明明是挺動人浪漫的一件小事,偏偏被他這端正大氣的字體和鄭重其事的語氣弄得,頗有種在他跟他的手下談論軍事大事的感覺。
讓她不禁咬唇笑了起來,笑過之后,卻忽地,很想很想見到那個男人。
見到他明明慣常擺著一張冷硬沉肅的臉,卻在見到她那瞬間,臉部線條不自覺地柔和下來的模樣。
明明一開始,她完全沒有這種感覺啊,莫非這就是那男人給她寫信的目的?這也太狡黠了一些。
陳歌咬唇糾結了一會兒,便認命地拿出一張紙,給他回了一封信。
就這樣一來一回的,到今天,這已是她收到的第十封信了。
陳歌把信展開,這回偌大的信紙上,只是孤零零地寫了一句話——
卿卿吾妻,日思夜盼,明日常州,吾將攜汝歸。
魏遠
陳歌微微一愣,臉頰不自覺地便燒了起來。
雖然早在茅旭明跟她說,魏遠身上的皰疹已經落痂了時,她就猜到,他很快就要進來了。
然而此時,真真切切地看到了他給她寫的這句話,她才有了一絲真實感。
魏遠他,真的要來了,時隔半個月,她終于能再次見到他。
魏遠信上說,吾將攜汝歸,如今常州的疫情雖然穩定住了,但還有許多事情要收尾,他們自然不會那么快回冀州。
他說的攜汝歸,不是回冀州,而顯然是,回到他身邊啊……
陳歌心里有些羞澀,但又有抑制不住的甜意涌泉一般涌出來,讓她不自覺地看著手里的信傻笑了起來。

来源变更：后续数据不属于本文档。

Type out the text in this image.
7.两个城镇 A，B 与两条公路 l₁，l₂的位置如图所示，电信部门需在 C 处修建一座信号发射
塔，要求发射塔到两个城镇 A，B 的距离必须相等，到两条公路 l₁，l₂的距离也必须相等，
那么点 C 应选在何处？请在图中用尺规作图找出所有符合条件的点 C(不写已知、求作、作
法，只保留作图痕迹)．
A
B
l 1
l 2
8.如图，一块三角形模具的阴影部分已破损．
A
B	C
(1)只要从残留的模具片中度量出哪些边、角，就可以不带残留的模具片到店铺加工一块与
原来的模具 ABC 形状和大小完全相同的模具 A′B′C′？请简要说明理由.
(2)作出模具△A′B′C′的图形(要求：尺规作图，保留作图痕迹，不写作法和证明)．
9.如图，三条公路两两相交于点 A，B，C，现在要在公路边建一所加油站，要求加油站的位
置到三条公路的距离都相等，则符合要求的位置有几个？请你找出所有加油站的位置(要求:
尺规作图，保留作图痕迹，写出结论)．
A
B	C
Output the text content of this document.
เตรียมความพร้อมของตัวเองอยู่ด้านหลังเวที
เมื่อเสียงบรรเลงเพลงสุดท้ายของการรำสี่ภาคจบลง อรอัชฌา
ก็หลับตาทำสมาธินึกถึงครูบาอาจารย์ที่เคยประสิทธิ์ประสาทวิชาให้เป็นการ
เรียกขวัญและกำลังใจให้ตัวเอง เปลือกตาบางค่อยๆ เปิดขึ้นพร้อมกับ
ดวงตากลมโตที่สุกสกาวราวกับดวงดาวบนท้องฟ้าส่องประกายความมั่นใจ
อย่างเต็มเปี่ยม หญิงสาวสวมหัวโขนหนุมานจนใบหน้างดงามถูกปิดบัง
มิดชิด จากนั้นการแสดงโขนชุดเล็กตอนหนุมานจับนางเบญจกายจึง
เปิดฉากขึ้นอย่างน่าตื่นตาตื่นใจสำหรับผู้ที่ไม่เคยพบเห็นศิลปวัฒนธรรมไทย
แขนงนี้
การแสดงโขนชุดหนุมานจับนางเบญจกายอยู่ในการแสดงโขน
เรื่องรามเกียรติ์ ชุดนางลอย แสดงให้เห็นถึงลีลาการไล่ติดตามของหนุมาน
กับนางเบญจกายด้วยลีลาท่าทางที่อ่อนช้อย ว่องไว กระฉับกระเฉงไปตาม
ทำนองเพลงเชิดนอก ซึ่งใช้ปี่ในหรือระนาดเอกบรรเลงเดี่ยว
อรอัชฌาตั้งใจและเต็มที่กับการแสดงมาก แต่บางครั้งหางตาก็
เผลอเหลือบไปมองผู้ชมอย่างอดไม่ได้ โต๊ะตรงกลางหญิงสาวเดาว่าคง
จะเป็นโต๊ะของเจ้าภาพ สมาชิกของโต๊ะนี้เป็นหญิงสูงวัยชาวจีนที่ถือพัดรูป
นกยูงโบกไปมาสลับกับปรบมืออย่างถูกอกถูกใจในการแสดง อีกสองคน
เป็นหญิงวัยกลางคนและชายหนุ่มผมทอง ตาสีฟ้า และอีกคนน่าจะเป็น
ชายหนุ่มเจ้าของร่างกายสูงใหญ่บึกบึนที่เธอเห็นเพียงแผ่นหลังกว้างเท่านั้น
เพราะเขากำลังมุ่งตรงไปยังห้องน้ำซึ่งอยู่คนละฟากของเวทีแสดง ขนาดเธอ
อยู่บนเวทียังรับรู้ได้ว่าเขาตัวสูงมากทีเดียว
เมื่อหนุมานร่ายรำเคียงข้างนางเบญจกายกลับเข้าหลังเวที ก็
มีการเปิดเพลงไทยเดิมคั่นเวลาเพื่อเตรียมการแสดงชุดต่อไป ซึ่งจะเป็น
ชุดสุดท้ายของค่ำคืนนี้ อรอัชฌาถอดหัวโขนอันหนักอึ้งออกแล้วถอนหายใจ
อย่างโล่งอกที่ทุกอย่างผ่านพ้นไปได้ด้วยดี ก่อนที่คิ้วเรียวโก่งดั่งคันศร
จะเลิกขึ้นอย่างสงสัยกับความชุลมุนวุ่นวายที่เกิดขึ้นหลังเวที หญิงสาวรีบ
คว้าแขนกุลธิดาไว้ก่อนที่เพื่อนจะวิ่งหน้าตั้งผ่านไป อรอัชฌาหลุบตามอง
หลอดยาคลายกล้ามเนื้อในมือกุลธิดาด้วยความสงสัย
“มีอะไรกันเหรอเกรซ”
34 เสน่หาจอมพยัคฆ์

這男人,終于正兒八經地寫了一回情話,而不再是寫得仿佛在向她報告每日事務一般了。
想了一會兒,她跑回了自己的屋子里,寫了一封信,猶豫了一下,還是遞給了跟隨她的士卒,笑道:“把這封信交給茅將軍,麻煩他送去給君侯罷。”
那士卒不禁笑呵呵地道:“是,夫人。
夫人跟主公關系那么好,真是羨煞旁人!”
陳歌不禁輕咳一聲,望了望天。
她也不曉得,自己怎么突然就跟他關系那么好了啊。
就像她至今也不曉得,魏遠對她的心思是什么時候跑偏了一般……
看著士卒逐漸走遠的身影,陳歌想起信里的內容,有些掙扎,只是最后還是把它拋到了一邊,繼續做自己的事情去了。
哼,那家伙一直這般暗搓搓地調戲她,又是牽手又是野果子又是白兔的,每每都害得她無法控制自己的心情,這也太不公平了!
她不過稍微反攻了一下,應該……沒什么吧?
只是這天下午,她做事情時,難免有些走神了。
“陳大夫,陳大夫?”
一個輕柔好聽的嗓音喚回了陳歌的思緒,陳歌看向正微笑著看著她的周夫人,才發現自己竟一邊在給她把脈一邊走神,不禁有些赧然地揚唇一笑,收回了搭在她腕上的三根手指,道:“周夫人,你的身體已是沒什么大礙了,只是還有些虛,要好好調養一番才好,待會我給你開個藥方,你照著吃上半個月,該是能助你調理好你的身體。”